If you choose them wisely, most of the legal details you negotiate will be of little importance. If you stumble, but clearly communicate the reasons for the failure and your measures to tackle it, most angels will remain on you. (They wouldn`t have invested if they hadn`t believed in you). Start-up founders should take into account the following five essential provisions of an angel agenda: Any change in capital structure, new shares, options or debts must be approved by the majority of investors in this cycle. The main advantage of this structure is that the parties may defer setting an valuation of the business until a future funding cycle. When the next round is over, the debt turns into shares at the purchase price determined at that time, sometimes with a discount of 10% to 25%, to reward the angel for his early investment. Less typical provisions are exclusive alliances that force the start-up to cease investment discussions with others, but some more organized angel unions contain such provisions in their standard term sheets. (If so, founders should not limit this period to more than 30 to 60 days.) Common shares are residual value shares of the same class issued to the founders of a start-up. Convertible preferred shares are shares that have a liquidation preference over common shares (with Engel transactions, usually the initial price of the investment) and can be converted into common shares of residual value. I`m not a fan of change notes as a form of an angel investment. When I make an angel investment, I prefer to rent the tour and do a „series A light“ (simple terms, but always a preferred instrument.) Basil Peters has published a series of articles on Angel`s Blog, which talks about convertible note issues for Angel Investing, offers exchangeable shares for Angel Investors and even offers a one-page sheet for Angel`s Investors. If you are an angel who negotiates with a company or company on the way to a tour of angels, you should take a look at the one-way concept sheet of Basil Peters.

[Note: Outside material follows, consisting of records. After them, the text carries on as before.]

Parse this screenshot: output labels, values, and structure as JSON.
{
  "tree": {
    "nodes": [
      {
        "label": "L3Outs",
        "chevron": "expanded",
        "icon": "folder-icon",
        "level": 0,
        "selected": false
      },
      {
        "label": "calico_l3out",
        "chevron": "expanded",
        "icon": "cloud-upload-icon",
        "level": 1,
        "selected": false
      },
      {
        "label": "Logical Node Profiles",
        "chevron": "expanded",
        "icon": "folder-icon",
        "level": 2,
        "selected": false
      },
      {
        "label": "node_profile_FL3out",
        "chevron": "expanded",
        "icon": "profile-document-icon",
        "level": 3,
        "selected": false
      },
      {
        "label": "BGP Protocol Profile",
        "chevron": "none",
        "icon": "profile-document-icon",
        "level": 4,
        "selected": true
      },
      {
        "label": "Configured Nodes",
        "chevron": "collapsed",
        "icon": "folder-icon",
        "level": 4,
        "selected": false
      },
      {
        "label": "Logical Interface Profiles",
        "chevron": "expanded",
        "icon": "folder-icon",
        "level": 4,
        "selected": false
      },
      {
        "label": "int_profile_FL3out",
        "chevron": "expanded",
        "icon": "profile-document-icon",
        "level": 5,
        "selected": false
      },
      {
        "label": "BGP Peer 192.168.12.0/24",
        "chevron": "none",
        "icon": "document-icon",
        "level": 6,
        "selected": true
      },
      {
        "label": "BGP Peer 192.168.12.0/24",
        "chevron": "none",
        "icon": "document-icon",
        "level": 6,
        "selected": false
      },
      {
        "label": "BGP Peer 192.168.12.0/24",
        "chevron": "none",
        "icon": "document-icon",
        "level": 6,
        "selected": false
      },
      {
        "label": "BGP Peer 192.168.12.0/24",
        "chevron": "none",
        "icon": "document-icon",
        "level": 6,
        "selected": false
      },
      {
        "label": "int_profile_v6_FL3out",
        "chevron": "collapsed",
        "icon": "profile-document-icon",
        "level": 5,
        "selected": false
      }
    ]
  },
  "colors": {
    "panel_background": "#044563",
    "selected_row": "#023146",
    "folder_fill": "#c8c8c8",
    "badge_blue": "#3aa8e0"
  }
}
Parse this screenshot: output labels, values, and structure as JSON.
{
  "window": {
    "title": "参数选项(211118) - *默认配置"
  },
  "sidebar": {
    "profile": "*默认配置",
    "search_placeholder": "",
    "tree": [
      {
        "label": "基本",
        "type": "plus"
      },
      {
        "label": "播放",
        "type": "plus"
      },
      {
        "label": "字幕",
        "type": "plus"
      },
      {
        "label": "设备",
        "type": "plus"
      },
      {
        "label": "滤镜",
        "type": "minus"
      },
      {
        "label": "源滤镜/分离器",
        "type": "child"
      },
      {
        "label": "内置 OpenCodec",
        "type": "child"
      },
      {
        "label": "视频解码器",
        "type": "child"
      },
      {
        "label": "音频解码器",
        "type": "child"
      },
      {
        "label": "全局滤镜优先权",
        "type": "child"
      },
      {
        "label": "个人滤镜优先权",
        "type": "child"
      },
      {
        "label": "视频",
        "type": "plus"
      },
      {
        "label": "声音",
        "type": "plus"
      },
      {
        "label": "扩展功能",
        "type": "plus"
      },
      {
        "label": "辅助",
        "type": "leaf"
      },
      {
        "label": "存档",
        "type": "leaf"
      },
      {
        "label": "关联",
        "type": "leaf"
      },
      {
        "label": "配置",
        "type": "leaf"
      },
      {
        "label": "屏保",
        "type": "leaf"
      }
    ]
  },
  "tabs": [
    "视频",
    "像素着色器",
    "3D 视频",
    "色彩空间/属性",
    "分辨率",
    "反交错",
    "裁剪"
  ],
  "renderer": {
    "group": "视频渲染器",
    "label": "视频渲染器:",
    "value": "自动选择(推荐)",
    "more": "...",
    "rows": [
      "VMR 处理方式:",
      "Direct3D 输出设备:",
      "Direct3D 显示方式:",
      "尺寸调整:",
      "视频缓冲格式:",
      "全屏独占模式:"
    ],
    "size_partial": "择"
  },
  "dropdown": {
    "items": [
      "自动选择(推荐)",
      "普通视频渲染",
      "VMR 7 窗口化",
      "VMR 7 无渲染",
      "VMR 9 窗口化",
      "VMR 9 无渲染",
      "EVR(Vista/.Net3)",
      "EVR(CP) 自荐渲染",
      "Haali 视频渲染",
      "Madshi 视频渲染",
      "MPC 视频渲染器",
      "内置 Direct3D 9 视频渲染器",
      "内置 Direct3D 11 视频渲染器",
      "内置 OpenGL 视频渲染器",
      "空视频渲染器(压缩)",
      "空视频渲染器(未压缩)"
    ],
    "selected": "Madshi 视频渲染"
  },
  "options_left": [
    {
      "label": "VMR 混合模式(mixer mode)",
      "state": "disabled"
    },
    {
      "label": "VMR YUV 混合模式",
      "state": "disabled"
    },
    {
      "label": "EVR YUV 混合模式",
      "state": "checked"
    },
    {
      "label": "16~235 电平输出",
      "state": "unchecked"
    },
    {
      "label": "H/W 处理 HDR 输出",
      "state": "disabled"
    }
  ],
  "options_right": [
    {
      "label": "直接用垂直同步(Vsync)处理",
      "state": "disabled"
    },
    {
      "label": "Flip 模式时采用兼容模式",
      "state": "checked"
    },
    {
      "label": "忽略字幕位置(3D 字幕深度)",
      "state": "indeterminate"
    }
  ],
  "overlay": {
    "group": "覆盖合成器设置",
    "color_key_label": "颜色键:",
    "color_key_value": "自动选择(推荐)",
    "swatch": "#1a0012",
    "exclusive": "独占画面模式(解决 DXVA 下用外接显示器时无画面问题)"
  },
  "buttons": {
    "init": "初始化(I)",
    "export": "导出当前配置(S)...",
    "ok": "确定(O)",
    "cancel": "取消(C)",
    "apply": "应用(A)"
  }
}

It is full of good ideas on how to reach an agreement without huge legal bills. Without a standard trading style, startups and angels end up turning their wheels into negotiations. In this context, many angelic groups have attempted to standardize their concept sheets in order to streamline the consideration and resolution of some of the key issues (such as corporate governance) that startups and their investors face. Please consider pre-emption rights granted to investors or any right of approval for future financing cycles. If you have several angels, you can create a corporate governance regime that will include an independent assessment of the alternatives available and would offer some protection against investor appreciation or opportunism. This is not a theory or an academic exercise. This terminology sheet is now used by Engelsfonds in BC. Most Engel concept sheets contain basic confidentiality obligations (especially when proposed investors have not signed a confidentiality agreement). The fund, along with all union investors (the „investors“) acquire common shares (the „shares“) at a price of USD per share. The global cycle for all investors is , by which the fund – invests to acquire a total of shares.
As long as investors hold their shares and up to a liquidity event, they have the right to exchange them for the same type and class of securities issued by the company (the „new securities“) in any financing follow-up if these new securities have rights greater than the shares.